In last night's dream, I also remember recounting to someone the blogs I've written over the years. Well, today actually is the third anniversary of Surely Joy. I started it as a resolution of sorts with two posts at the tail end of 2014, and while I don't write here all that often, I'm grateful to have somewhere to write.

Happy new year, and may 2018 be a year of new insights, growth, and of course joy for us all.





via GIPHY

Tuesday, December 19, 2017

'How not to make everything worse'

Those were the all-capped words on the opening slide of Karen Yin's keynote talk earlier this fall at the Northwest Independent Editors Guild's Red Pencil Conference. "Thank you to the Guild for asking me to come talk about everything that's wrong with the world," said Yin, founder of the Conscious Style Guide, noting that life today seems like one horrific event after another. "There's no give and we're all getting crushed," she added.

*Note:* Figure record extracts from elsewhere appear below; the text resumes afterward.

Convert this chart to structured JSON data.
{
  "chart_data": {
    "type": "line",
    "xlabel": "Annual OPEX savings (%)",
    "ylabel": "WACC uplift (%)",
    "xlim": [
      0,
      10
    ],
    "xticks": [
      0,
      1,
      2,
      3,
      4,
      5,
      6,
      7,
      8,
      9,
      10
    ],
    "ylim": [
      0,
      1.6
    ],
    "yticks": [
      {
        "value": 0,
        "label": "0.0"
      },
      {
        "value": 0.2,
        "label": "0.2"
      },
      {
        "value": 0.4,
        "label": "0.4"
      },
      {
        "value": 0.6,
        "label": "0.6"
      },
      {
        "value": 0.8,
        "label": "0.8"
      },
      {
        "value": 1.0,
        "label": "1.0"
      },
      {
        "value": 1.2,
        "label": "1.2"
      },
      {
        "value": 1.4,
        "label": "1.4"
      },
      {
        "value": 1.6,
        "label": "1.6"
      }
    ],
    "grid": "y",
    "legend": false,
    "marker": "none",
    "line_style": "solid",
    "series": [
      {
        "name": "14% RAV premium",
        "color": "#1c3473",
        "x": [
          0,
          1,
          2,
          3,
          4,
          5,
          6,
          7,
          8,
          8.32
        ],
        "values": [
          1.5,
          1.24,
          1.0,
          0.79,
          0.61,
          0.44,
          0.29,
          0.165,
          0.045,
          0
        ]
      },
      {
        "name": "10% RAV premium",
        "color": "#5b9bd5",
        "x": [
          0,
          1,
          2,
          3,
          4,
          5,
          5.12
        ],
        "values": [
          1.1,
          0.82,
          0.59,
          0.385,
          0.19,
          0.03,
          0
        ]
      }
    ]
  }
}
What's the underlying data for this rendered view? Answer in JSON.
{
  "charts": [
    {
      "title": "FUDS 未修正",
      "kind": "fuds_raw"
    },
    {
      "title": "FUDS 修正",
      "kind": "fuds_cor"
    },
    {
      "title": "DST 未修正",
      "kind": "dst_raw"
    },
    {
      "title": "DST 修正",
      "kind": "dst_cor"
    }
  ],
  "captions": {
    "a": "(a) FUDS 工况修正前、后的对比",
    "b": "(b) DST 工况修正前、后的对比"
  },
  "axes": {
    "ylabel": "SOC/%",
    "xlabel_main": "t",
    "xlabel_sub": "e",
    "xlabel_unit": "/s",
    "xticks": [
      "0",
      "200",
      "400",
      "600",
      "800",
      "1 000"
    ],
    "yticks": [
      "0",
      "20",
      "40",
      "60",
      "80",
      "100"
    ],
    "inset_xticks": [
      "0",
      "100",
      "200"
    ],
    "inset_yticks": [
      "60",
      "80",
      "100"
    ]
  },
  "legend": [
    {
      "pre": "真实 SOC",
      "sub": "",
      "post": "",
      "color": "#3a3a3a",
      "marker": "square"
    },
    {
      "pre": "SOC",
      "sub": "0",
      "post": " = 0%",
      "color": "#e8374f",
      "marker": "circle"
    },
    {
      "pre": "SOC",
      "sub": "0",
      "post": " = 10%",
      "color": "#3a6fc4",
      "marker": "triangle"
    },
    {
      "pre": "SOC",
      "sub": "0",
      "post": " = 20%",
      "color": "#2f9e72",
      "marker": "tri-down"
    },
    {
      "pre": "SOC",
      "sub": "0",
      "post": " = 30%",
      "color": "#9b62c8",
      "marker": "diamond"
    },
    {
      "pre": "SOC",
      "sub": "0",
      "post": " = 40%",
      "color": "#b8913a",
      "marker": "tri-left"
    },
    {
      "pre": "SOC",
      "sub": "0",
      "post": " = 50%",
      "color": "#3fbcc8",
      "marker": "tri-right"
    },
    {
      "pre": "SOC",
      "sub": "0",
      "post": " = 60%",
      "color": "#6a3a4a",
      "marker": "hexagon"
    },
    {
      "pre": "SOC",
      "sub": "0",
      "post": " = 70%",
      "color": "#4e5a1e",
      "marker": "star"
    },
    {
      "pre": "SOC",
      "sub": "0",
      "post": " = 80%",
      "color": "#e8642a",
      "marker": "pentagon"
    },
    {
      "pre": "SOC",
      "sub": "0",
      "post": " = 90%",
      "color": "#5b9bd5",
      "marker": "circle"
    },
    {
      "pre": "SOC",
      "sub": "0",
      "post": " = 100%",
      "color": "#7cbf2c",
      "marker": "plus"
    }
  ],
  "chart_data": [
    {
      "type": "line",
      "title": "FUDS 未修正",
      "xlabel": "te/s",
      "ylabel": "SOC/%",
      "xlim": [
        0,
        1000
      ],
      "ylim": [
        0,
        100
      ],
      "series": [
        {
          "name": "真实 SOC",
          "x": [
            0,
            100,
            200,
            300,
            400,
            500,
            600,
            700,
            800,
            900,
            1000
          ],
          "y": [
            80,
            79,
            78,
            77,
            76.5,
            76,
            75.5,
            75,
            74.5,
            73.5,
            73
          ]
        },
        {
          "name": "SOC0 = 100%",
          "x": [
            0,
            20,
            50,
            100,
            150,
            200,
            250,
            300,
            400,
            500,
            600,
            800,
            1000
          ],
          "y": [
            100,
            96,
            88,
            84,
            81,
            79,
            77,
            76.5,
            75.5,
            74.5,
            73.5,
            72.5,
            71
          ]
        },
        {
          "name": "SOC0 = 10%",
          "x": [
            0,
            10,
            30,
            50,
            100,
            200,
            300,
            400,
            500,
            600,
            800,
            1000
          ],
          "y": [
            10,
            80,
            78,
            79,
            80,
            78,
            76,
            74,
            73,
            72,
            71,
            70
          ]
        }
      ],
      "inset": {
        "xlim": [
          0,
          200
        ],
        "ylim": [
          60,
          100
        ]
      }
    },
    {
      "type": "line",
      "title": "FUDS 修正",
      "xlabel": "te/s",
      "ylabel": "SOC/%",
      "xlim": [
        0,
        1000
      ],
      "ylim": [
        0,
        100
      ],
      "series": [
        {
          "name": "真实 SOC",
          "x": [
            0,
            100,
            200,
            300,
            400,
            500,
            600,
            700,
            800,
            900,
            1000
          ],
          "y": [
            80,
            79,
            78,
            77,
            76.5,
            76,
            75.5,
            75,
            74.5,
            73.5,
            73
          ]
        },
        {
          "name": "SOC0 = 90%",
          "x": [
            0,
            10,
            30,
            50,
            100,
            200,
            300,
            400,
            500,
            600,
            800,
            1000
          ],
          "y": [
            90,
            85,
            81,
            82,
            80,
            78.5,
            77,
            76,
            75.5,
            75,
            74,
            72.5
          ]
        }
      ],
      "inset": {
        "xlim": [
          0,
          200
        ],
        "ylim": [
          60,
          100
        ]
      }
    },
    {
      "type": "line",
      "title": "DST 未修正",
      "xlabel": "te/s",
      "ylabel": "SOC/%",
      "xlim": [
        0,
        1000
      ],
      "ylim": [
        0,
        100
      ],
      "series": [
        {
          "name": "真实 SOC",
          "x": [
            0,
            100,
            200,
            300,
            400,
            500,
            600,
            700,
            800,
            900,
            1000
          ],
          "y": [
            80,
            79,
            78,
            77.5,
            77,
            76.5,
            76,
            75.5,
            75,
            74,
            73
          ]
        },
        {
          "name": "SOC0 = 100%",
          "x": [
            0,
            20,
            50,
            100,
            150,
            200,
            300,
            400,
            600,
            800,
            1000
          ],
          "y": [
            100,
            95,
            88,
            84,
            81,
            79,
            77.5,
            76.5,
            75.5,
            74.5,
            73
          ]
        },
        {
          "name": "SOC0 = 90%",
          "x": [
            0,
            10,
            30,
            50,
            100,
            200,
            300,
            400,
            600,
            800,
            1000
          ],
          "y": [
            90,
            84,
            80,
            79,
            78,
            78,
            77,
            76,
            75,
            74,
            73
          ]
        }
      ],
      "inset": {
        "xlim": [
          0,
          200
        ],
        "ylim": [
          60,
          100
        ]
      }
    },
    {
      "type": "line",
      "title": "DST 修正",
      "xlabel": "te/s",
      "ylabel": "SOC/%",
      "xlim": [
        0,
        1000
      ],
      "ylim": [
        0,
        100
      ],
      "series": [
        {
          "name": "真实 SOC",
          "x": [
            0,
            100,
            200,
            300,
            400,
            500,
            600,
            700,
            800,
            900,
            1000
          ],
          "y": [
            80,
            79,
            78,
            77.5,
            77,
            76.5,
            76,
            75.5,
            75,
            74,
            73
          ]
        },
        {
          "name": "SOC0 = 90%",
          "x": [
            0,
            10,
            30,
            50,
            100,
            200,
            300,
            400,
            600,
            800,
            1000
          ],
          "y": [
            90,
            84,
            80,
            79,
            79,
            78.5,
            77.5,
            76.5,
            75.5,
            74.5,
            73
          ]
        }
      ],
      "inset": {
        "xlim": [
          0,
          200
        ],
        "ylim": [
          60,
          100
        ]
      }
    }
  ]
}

Yin is also the creator of the AP vs. Chicago website, which hashes over how different sources treat things like spaces with em dashes and whether or not to use an apostrophe after a proper noun ending in "s." Yet as Editors Guild president Jill Walters noted in introducing Yin, "Nobody's really going to care if you split an infinitive on Twitter." Larger things than grammar are at stake in our world right now, and Yin offered ideas on how editors can conscientiously foster compassion and healing in a world that seems set on rage autopilot.

Among what she said: Toxins in our communication enter our system and create trauma. Handling language mindfully is part of our job. Yin proposed this four-point set of guidelines: Tell the truth. Don't exaggerate. Be consistent. Use peaceful language.

It is so easy to be pissed off all the time these days. I used to think of anger as righteous. Now I see the ability to keep my rage in check as its own form of resistance, not to mention a robust spiritual practice. It's the best I can do. Call out injustice, then cultivate calm.

It's heartening to see signs that the tide may be turning -- and of course the light is coming back soon, too. As Karen Yin told our editors' gathering, we can choose not to make everything worse.  We can choose compassion and kindness, even as we share truths that must be told.

Thursday, December 7, 2017

Surely Joy: The Book

Update January 2020: Surely Joy is sold out! I may someday do a reprint, a revised and expanded edition, or an eBook--and I'll update this post if I do--but for now, they're gone. Thanks to everyone who supported the book. 

I'm very happy to say that Surely Joy is now a book, too. 
For some time, I've been meaning to put together a collection of my writing. The first chapter dates from 1993, an essay for my hometown paper, the Pittsburgh Post-Gazette. The last is a previously unpublished piece I wrote especially for the book. In between, there are selections on parenthood, politics, music, and movies, along with a few travelogues and love songs to libraries.

I didn't plan it this way, but I just counted the chapters in Surely Joy and there are 56, one for every year I've been alive (though about half come from the past five years). There are writings from newspapers, magazines, and my earlier blogs (Red State Rebels, Sidewalk 208, Carfree California) as well as from this one (and you may recognize the cover photo if you've been reading this blog for a while).

Whether you've been reading my stuff for decades or you've just found me, thank you for your support of my work.